Lo normal es que cada uno vaya protegido con el muro que se levanta al sacar su dispositivo móvil, y fijar toda su atención allí. Y este es un fenómeno que no entiendo mucho, porque las noticias reportan que cada minuto son robados unos miles de teléfonos celulares, pero en ningún caso las personas dejan de usarlo en medio del transporte público. Hay de todos tamaños, colores y precios. Cosa que me pregunto menudo es, como alguien con un aparato de ese perfil, viaja en transporte público?
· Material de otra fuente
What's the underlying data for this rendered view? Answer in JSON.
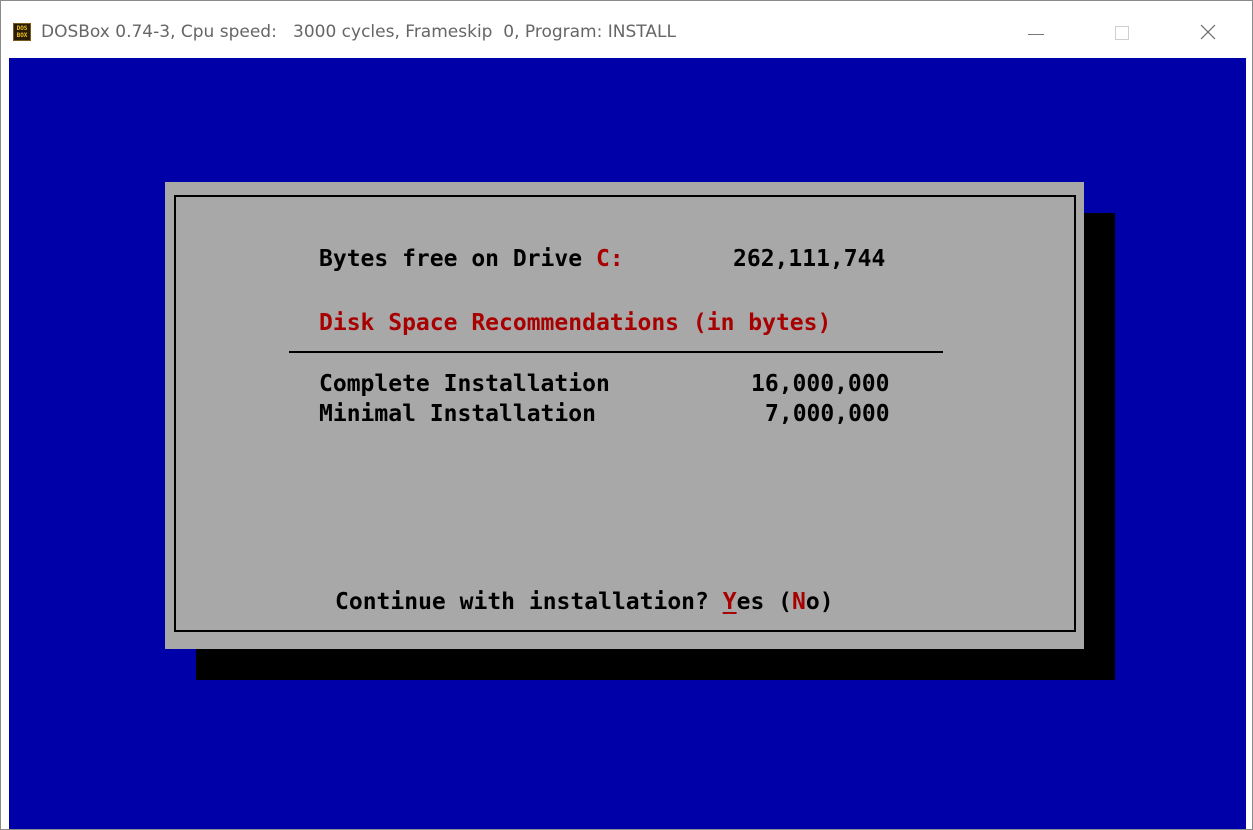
{
  "window": {
    "icon_lines": [
      "DOS",
      "BOX"
    ],
    "title": "DOSBox 0.74-3, Cpu speed:   3000 cycles, Frameskip  0, Program: INSTALL",
    "controls": [
      "minimize-icon",
      "maximize-icon",
      "close-icon"
    ]
  },
  "dialog": {
    "bytes_free_label": "Bytes free on Drive ",
    "drive_letter": "C:",
    "bytes_free_value": "262,111,744",
    "recommendations_heading": "Disk Space Recommendations (in bytes)",
    "rows": [
      {
        "label": "Complete Installation",
        "value": "16,000,000"
      },
      {
        "label": "Minimal Installation",
        "value": "7,000,000"
      }
    ],
    "prompt": "Continue with installation? ",
    "yes_hotkey": "Y",
    "yes_rest": "es",
    "no_open": "(",
    "no_hotkey": "N",
    "no_rest": "o)"
  },
  "colors": {
    "screen_background": "#0000a8",
    "dialog_background": "#a8a8a8",
    "highlight_red": "#a80000",
    "shadow": "#000000"
  }
}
Eso me recuerda a los tiempos en que veía en mi país ranchos con parabólicas.

Todos van como diciendo “no me importa la que pase fuera de mi”. No me veas, no me hables, respeta mi espacio (y no por el COVID). Nuestra capacidad de evasión se ha desarrollado exponencialmente con el uso de la tecnología. Y me incluyo allí, porque déjame en una isla desierta con un móvil y wifi, y puede que no me de cuenta que faltan humanos a mi alrededor 😔. Nos llama más la atención ver la vida “perfecta” de gente que no conocemos ni veremos jamás en persona, que darnos cuenta de la necesidad del prójimo que viaja al lado. Eso ocurre a veces con los que acompañan en el transporte público (y nos parece normal que nos distanciemos porque no los conocemos), y otras con respecto a los mismos que son parte de nuestra vida y ahí, si rodamos.

Siento muchas emociones mientras voy sentadas o de pie, los 20 o 25 minutos que tarda este gusano rojo en llevarme de la 134 a la 45. Y digo gusano, no a modo despectivo, sino porque son como varios autobuses juntos, unidos por una suerte de acordeon, que permite que su viaje sobre el pavimento tenga ese movimiento que tienen los invertebrados.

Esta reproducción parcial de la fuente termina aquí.